2. Construction of the Berlin Wall (1961) prompted new thinking. The Soviet Union
accepted the US presence in Europe, and sought to consolidate its hold on Eastern
Europe through a pan-European Security Conference. NATO decided to embark on
dialogue with the Warsaw Pact. West Germany renounced force as a means of
changing the status quo. As pan-European security negotiations began in 1973, EEC
political cooperation focussed on human rights, the “Third Basket” of the Helsinki
Final Act (HFA) of the Conference on Security and Cooperation in Europe, signed at
the first CSCE summit in 1975. The HFA became the benchmark for Western human
rights work in countries such as Romania. Paras 9-12.

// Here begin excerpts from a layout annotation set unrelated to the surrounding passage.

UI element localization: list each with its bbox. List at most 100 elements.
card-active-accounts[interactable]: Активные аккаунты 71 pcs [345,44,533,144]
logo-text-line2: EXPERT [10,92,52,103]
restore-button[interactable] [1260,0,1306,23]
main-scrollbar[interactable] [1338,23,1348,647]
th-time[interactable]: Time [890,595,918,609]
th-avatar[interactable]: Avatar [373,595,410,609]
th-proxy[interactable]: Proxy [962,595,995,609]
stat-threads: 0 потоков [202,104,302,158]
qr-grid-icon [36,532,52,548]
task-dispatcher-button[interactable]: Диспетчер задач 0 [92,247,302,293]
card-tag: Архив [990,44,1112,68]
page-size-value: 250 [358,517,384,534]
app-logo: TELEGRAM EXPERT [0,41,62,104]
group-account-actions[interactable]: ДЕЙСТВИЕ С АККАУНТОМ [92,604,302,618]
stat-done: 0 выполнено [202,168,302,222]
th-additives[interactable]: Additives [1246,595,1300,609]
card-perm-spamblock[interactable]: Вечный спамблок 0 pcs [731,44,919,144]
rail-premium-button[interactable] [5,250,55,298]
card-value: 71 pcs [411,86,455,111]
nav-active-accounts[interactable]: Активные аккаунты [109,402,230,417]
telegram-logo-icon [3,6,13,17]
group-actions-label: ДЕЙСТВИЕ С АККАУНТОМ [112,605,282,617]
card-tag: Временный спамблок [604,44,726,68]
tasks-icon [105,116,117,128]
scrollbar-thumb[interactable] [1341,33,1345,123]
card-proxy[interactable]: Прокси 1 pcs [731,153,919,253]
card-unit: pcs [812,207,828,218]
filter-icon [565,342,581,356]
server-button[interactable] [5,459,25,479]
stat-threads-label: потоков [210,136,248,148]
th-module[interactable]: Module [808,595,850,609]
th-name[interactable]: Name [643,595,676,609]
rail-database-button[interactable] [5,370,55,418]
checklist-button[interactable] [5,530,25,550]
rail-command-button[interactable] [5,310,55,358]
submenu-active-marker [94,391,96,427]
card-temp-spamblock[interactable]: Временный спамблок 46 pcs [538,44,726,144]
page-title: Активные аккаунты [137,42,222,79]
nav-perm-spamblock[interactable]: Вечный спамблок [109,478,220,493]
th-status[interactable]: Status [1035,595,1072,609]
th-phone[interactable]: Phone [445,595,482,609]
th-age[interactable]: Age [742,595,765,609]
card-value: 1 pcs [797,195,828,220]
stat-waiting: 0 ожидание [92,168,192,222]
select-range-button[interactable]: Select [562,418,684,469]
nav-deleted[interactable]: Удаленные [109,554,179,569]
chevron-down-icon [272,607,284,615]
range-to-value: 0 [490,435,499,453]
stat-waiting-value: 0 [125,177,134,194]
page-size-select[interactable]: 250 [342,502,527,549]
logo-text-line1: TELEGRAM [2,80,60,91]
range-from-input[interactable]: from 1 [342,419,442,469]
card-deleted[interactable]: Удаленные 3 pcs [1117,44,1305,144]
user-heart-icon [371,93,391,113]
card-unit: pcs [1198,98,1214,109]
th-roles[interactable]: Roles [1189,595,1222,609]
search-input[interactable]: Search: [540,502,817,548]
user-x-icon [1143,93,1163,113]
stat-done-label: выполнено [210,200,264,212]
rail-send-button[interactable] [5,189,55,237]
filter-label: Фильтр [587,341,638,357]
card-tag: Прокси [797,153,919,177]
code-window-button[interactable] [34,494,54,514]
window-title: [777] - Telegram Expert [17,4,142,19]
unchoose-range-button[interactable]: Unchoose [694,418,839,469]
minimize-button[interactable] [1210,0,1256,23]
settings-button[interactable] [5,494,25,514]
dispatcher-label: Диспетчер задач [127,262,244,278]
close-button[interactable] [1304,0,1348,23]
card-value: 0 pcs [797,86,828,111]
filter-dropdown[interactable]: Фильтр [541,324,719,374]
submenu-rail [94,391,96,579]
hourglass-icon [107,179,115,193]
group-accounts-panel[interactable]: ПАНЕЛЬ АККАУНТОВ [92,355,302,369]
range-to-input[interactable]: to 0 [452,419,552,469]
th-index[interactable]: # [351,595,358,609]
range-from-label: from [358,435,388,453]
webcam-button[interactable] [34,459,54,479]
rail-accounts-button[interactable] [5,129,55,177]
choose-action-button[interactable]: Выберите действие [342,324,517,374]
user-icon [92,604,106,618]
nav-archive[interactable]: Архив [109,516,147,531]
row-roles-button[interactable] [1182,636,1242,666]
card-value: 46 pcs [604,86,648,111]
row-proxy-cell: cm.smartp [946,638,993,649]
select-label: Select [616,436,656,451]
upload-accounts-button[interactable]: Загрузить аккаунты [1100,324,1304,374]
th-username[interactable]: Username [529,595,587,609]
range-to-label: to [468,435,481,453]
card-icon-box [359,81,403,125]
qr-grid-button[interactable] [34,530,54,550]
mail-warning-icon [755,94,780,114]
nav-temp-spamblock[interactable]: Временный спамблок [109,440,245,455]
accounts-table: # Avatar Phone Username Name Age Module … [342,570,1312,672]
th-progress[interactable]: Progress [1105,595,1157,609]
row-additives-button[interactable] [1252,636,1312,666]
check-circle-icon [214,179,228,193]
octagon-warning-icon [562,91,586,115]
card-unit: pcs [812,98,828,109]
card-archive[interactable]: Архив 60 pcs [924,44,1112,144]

3. EEC enlargement had begun with the UK, Ireland and Denmark (1973) followed
by Greece (1981), Portugal and Spain (1986), Sweden, Austria, and Finland (1995).
The objective was to spread peace, prosperity, and respect for human rights, while at
the same time achieving closer integration. But there were tensions between the
advocates of integration and enlargement. Paras 13-17.
4. In 1990, after the Cold War had been closed down in the Charter of Paris for a
New Europe at the second CSCE summit, the EU decided on further integration
through political, economic, and monetary union (the Euro), the development of a
Common Foreign and Security Policy (CFSP) and, in 1993, on enlargement in Central
and Eastern Europe, achieved in 2004. Programmes of assistance to transition
countries were put in place. But, less than one year after the CSCE summit, war in
Former Yugoslavia, and minority tensions elsewhere, were tarnishing the principles of
peace and cooperation set forth in the Paris Charter. On the basis of a French
initiative, originally designed to slow down enlargement, the EU (through a CFSP
Joint Action), the OSCE (through the High Commissioner on National Minorities),
and the Council of Europe (through a Minorities Framework Convention) worked to
promote stability and good neighbourly relations in Central and Eastern Europe. EU
support and incentives worked best in countries that had a realistic prospect of
membership. Controversy over a proposed constitution forced the EU to look inwards
during the Rose and Orange revolutions in Georgia and Ukraine. Paras 19-27.
5. Member states such as Poland and Sweden, considered that the EU was not doing
enough to bring countries such as Ukraine closer to the EU, while Russia objected to
EU – and NATO - encroachment on the post Soviet space. EU policies towards
Russia, a troublesome neighbour, have been based on illusions. Paras 28-31.